Clarinette et dispositif 5.1
Durée : circa 12 min 30
Commande de l’État et de La Muse en Circuit
Pour le clarinettiste Philippe Berrod.

Création partielle à la Maison de la Musique de Nanterre saison 2001- 2002.
Création lors d’un concert monographique le 11 juin 2002 au Carré Sylvia Monfort dans le cadre de la programmation de “La Muse en Circuit” – Festival Extension du domaine de la note.


En écoute :
Philippe Berrod, clarinette
Enregistré pour le CD Sainte Nitouche et ses satellites. Version transaural.

Cette réalisation est la première pièce mixte à être conçue pour un dispositif en 5.1 canaux. Dans les années à venir, ce système deviendra, j’en suis persuadé, le nouveau support remplaçant la stéréo.

Concevoir une œuvre depuis les prémisses sous ce dispositif permet d’imaginer et d’écrire l’espace sonore en étant sûr que la restitution dans un contexte différent sera fidèlement respectée. Ceci était tout simplement impossible jusqu’à aujourd’hui (ou alors on devait faire appel à des systèmes fort peu répandus qui rendaient la reproductibilité illusoire). En effet, l’expérience réalisée lors de la prise de son en multicanal de Diabolus Urbanus m’a fait recadrer ce projet en relation avec l’espace réel de jeu des instrumentistes. Je serais en mesure de prévoir les déplacements de l’instrumentiste déjà au moment de l’écriture et je pourrais, en collaboration avec l’ingénieur de son dans la phase de post-production, inscrire cet espace sur un support. Prenant en compte dès la conception de l’œuvre la reproductibilité de l’espace sonore, Clairière adopte une amplification avec quatre microphones pour le clarinettiste qui maîtrise ainsi, sans l’apport d’autres technologies de spatialisation, son propre mouvement dans l’espace de diffusion. De cette manière, le travail sur l’espace devient une réalité acoustique reproductible et donc transmissible de manière relativement simple et peu coûteuse.
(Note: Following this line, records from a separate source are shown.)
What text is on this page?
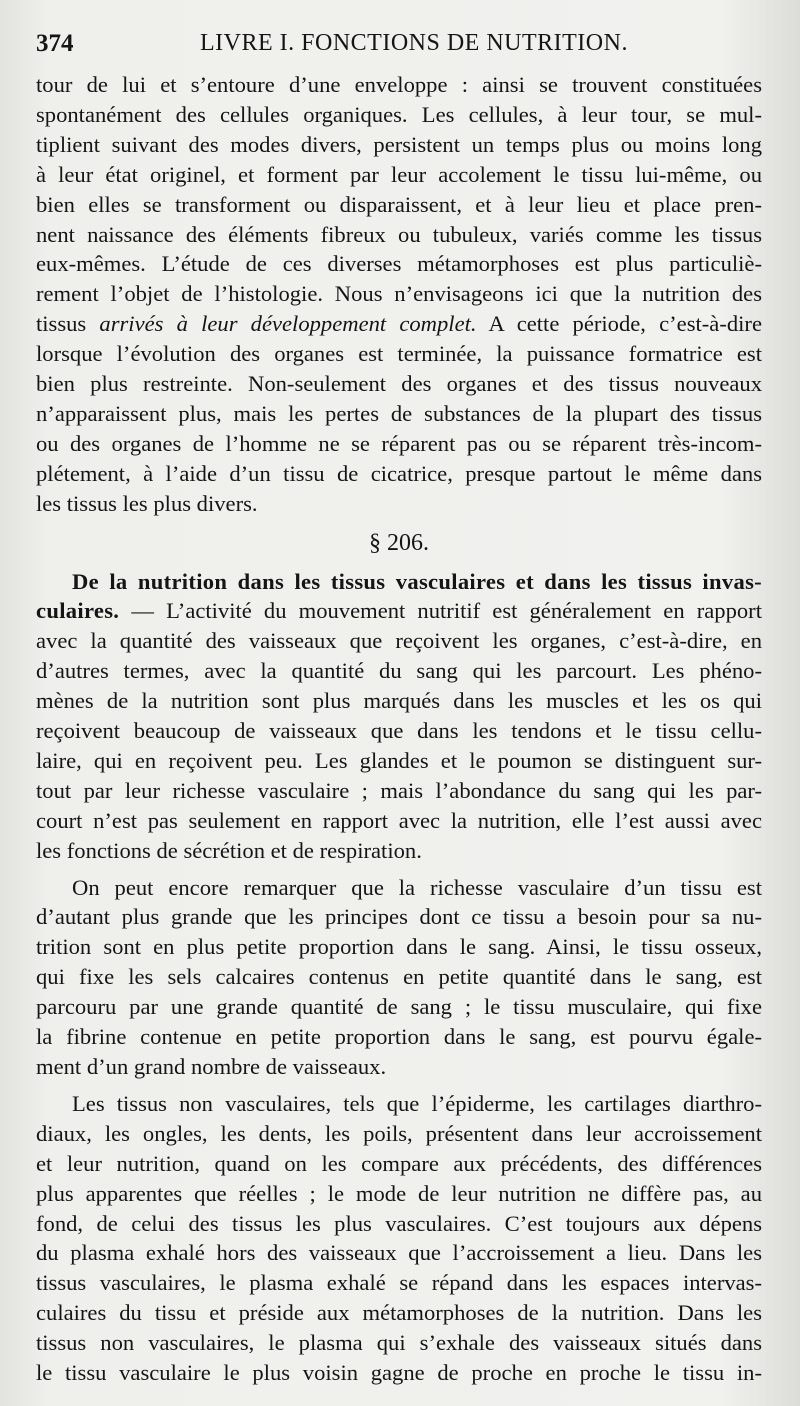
374	LIVRE I. FONCTIONS DE NUTRITION.
tour de lui et s’entoure d’une enveloppe : ainsi se trouvent constituées
spontanément des cellules organiques. Les cellules, à leur tour, se mul-
tiplient suivant des modes divers, persistent un temps plus ou moins long
à leur état originel, et forment par leur accolement le tissu lui-même, ou
bien elles se transforment ou disparaissent, et à leur lieu et place pren-
nent naissance des éléments fibreux ou tubuleux, variés comme les tissus
eux-mêmes. L’étude de ces diverses métamorphoses est plus particuliè-
rement l’objet de l’histologie. Nous n’envisageons ici que la nutrition des
tissus arrivés à leur développement complet. A cette période, c’est-à-dire
lorsque l’évolution des organes est terminée, la puissance formatrice est
bien plus restreinte. Non-seulement des organes et des tissus nouveaux
n’apparaissent plus, mais les pertes de substances de la plupart des tissus
ou des organes de l’homme ne se réparent pas ou se réparent très-incom-
plétement, à l’aide d’un tissu de cicatrice, presque partout le même dans
les tissus les plus divers.
§ 206.
De la nutrition dans les tissus vasculaires et dans les tissus invas-
culaires. — L’activité du mouvement nutritif est généralement en rapport
avec la quantité des vaisseaux que reçoivent les organes, c’est-à-dire, en
d’autres termes, avec la quantité du sang qui les parcourt. Les phéno-
mènes de la nutrition sont plus marqués dans les muscles et les os qui
reçoivent beaucoup de vaisseaux que dans les tendons et le tissu cellu-
laire, qui en reçoivent peu. Les glandes et le poumon se distinguent sur-
tout par leur richesse vasculaire ; mais l’abondance du sang qui les par-
court n’est pas seulement en rapport avec la nutrition, elle l’est aussi avec
les fonctions de sécrétion et de respiration.
On peut encore remarquer que la richesse vasculaire d’un tissu est
d’autant plus grande que les principes dont ce tissu a besoin pour sa nu-
trition sont en plus petite proportion dans le sang. Ainsi, le tissu osseux,
qui fixe les sels calcaires contenus en petite quantité dans le sang, est
parcouru par une grande quantité de sang ; le tissu musculaire, qui fixe
la fibrine contenue en petite proportion dans le sang, est pourvu égale-
ment d’un grand nombre de vaisseaux.
Les tissus non vasculaires, tels que l’épiderme, les cartilages diarthro-
diaux, les ongles, les dents, les poils, présentent dans leur accroissement
et leur nutrition, quand on les compare aux précédents, des différences
plus apparentes que réelles ; le mode de leur nutrition ne diffère pas, au
fond, de celui des tissus les plus vasculaires. C’est toujours aux dépens
du plasma exhalé hors des vaisseaux que l’accroissement a lieu. Dans les
tissus vasculaires, le plasma exhalé se répand dans les espaces intervas-
culaires du tissu et préside aux métamorphoses de la nutrition. Dans les
tissus non vasculaires, le plasma qui s’exhale des vaisseaux situés dans
le tissu vasculaire le plus voisin gagne de proche en proche le tissu in-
Une parenthèse s’impose ici concernant l’espace acoustique et électroacoustique, l’un des enjeux principaux de ce travail.
Nombreux sont les compositeurs qui abordent la question de l’espace pour leur composition. En dehors de la traditionnelle relation avec l’espace acoustique réel (Motet Spen in alium à quarante voix réelles de Thomas Tallis où les chanteurs étaient disposés en cercle autour d’un point qui n’était autre, selon la légende, que la Reine Elizabeth elle-même, ou encore les œuvres pour double chœur de Giovanni Gabrielli, reflets de l’architecture de Saint Marc à Venise…), l’espace réel du son a toujours été une composante prise en compte par les compositeurs.
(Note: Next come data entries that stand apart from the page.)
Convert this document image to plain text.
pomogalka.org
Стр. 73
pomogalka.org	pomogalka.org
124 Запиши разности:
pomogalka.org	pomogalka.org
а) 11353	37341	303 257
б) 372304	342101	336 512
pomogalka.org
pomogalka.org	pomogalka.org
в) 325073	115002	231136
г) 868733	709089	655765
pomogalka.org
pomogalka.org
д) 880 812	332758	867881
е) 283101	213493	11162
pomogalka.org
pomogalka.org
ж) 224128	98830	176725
Nous pouvons en extraire des conclusions dans ces périodes lointaines de l’histoire de la musique et également, nous fondant sur uneanalyse renouvelée, repenser des questions abordées autrefois sous d’autres aspects. Je crois que c’est, par exemple, le cas du classicisme si on associe l’espace à la dynamique : en effet, pour les premiers symphonistes, un crescendo était plus “l’arrivée” d’un son depuis le lointain vers l’avant de la scène qu’une composante abstraite liée à l’expression. Depuis une vingtaine d’années, la pensée spatiale se généralise et s’intensifie. Nous pouvons penser alors que la généralisation d’un support permettant une reconstitution de l’espace deviendra, sans doute, une prémisse pour les compositeurs.

Revenons aux principes mêmes mis à jour dans Clairière.

L’idée de cette pièce, en relation étroite avec le cycle Urbana, est d’établir une zone de jeu tout à fait étrangère à l’univers urbain. C’est précisément, comme l’indique le titre, un espace inattendu où la seule règle est donnée par la relation sonore de l’instrument et son environnement.


Publiée chez Babelscores.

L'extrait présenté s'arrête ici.